There are some people I never confide in.

When I’ve tried to open up — perhaps tentatively — they’ve taken hold of my words, drifted off into their own interpretations of me, and then spat out an analysis:

“You really should…” “Deep down, you don’t really want to…” “It’s because you’re way too…” “Your behaviour can only mean that…”

Rarely do I feel so alone.

Whoever gives me their analysis of me isn’t present with me. They’re occupied with their thoughts about me. Which is something else entirely.

With some others it is different.

With them I can show up with a tangle of unfinished thoughts, feelings, and judgements. Whatever I say, they stay with me through their presence, entering my words from the perspective of how my world looks.

This — empathy — is one of the most healing and trust-building things I know. This “soulful company”, where someone joins their conversation partner where they are, without steering, without judging, analysing, or drawing conclusions, with the sole purpose of lending their presence, is invaluable support.

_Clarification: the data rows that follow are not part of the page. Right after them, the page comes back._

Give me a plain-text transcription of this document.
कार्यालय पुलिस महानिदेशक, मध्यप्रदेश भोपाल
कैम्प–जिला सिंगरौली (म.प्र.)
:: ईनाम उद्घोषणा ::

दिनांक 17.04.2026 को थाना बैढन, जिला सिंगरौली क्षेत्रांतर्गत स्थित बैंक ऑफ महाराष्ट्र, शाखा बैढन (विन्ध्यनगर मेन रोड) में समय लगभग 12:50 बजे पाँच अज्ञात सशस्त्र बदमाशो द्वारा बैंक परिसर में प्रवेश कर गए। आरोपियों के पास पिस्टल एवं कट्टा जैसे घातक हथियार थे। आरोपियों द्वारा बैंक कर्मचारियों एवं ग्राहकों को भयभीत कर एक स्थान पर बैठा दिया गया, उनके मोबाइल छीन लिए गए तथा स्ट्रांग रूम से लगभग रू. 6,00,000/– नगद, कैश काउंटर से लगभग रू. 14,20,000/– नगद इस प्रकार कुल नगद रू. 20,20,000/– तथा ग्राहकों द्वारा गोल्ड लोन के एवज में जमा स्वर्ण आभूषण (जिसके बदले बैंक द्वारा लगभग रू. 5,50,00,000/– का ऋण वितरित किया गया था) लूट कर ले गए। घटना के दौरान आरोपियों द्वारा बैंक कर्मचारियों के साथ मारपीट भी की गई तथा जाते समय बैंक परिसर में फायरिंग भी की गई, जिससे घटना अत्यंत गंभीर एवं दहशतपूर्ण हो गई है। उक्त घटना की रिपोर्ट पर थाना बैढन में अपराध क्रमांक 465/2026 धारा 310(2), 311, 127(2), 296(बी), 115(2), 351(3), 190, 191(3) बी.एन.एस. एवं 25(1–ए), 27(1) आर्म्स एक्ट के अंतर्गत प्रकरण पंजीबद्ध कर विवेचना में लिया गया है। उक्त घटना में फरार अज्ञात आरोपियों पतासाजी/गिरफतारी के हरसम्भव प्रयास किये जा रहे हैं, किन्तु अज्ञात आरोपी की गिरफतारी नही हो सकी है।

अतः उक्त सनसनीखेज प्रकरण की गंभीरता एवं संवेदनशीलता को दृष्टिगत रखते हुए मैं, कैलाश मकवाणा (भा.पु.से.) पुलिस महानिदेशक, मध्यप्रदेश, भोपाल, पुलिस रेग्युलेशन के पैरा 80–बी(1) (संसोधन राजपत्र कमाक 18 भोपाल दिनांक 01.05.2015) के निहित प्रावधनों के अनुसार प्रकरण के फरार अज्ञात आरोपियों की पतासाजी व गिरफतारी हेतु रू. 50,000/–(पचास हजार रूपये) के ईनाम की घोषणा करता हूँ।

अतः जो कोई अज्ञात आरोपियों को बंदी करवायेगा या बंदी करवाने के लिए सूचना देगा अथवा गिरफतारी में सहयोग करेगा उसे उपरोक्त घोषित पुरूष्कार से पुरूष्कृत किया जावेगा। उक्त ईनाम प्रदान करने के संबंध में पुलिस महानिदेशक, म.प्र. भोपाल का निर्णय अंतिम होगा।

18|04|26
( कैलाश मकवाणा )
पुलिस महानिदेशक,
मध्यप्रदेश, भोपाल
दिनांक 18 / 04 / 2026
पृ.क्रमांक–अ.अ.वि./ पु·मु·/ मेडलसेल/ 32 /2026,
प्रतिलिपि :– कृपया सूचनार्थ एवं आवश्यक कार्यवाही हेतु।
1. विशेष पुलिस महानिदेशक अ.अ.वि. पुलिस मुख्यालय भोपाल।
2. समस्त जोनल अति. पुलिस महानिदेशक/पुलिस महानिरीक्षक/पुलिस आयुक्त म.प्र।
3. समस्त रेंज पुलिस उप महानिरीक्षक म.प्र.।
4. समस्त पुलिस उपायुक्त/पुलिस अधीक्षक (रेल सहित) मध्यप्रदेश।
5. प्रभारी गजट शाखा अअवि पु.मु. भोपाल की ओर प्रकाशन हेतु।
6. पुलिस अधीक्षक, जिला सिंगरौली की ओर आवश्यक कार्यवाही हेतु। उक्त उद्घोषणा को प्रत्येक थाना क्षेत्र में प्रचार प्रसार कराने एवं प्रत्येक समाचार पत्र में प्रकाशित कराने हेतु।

It creates a safe space. It makes it easier to look at raw self-criticism, find your way inside, reconcile with yourself, learn, and grow. It transforms pain, judgements, and confusion into healing grief, clarity, and the capacity to act.

It is paradoxical.

Those who reflexively spit out their thoughts, ideas, and conclusions probably also want to contribute to clarity and capacity to act. But instead they miss a chance to give the other an invaluable gift. Trust suffers. The other person may close up.

* * *

So, how do you become a better listener?

Analysis isn’t always bad. Like everything else in a toolbox, it plays an important role for solving certain kinds of problems. But it is almost never trust-building when someone is opening their heart.

Listening with empathy requires other tools than the intellect. You can’t analyse your way to empathy any more than a high-resolution brain scan can say anything about how an experience is experienced.

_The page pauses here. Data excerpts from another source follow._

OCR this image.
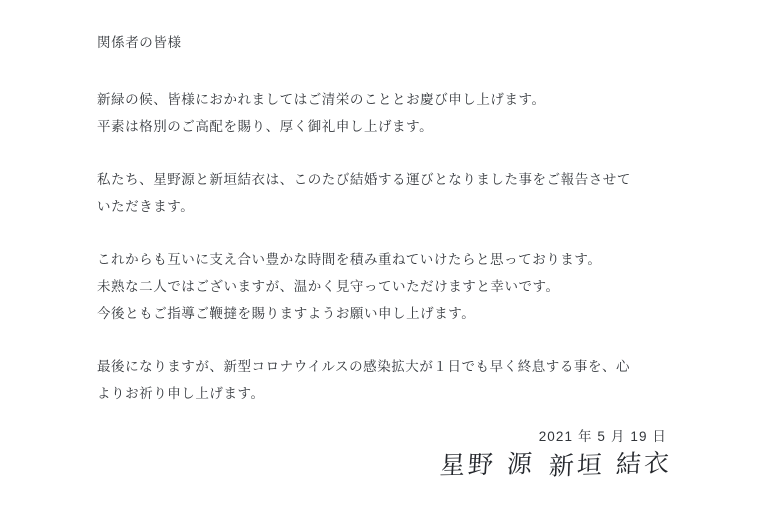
関係者の皆様

新緑の候、皆様におかれましてはご清栄のこととお慶び申し上げます。
平素は格別のご高配を賜り、厚く御礼申し上げます。
私たち、星野源と新垣結衣は、このたび結婚する運びとなりました事をご報告させて
いただきます。
これからも互いに支え合い豊かな時間を積み重ねていけたらと思っております。
未熟な二人ではございますが、温かく見守っていただけますと幸いです。
今後ともご指導ご鞭撻を賜りますようお願い申し上げます。
最後になりますが、新型コロナウイルスの感染拡大が１日でも早く終息する事を、心
よりお祈り申し上げます。
2021 年 5 月 19 日
星野 源 新垣 結衣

Empathy is a kind of presence. Some ways can convey that presence when it’s already there — for instance, empathy guesses (“Are you feeling frustrated because you long for more support?”).

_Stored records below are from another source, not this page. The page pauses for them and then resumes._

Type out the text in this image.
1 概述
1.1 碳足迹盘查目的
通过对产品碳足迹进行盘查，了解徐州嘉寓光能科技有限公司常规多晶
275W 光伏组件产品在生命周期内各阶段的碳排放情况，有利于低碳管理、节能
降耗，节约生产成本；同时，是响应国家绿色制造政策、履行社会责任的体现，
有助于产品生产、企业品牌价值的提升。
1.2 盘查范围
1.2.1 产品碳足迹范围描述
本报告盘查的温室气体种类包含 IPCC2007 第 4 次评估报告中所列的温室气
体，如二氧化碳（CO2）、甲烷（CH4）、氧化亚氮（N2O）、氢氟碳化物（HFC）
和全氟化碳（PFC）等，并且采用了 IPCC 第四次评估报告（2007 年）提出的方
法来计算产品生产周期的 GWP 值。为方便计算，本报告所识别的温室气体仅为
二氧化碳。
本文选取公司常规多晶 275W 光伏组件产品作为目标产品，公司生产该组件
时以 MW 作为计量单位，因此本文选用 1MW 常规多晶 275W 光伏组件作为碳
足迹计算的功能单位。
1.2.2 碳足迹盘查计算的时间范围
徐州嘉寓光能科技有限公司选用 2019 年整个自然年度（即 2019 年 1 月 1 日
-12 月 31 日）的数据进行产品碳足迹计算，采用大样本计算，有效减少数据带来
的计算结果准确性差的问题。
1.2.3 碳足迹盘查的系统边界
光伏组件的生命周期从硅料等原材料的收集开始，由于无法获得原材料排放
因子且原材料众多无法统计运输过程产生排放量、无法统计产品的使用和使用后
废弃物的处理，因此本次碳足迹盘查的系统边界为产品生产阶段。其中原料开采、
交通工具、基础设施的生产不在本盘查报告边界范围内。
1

But using particular words or speaking in a particular way isn’t the central thing. You need to use your whole being to enter another person’s being.

For those of you who have been unaware of this but want to learn, I think the first step is just to notice what actually happens when someone confides in you.

Try it next time you get the chance. Where does your focus go? Are you with the other person’s reality, can you experience the world from the other’s perspective before your own inside takes your attention? Can you walk in their shoes, with everything they might see, feel, and experience?

Or do you pick out fragments of what they say, take them into your own world of thought, and get stuck in your analysis of them?

What happens to the relationship when you do the one, versus the other?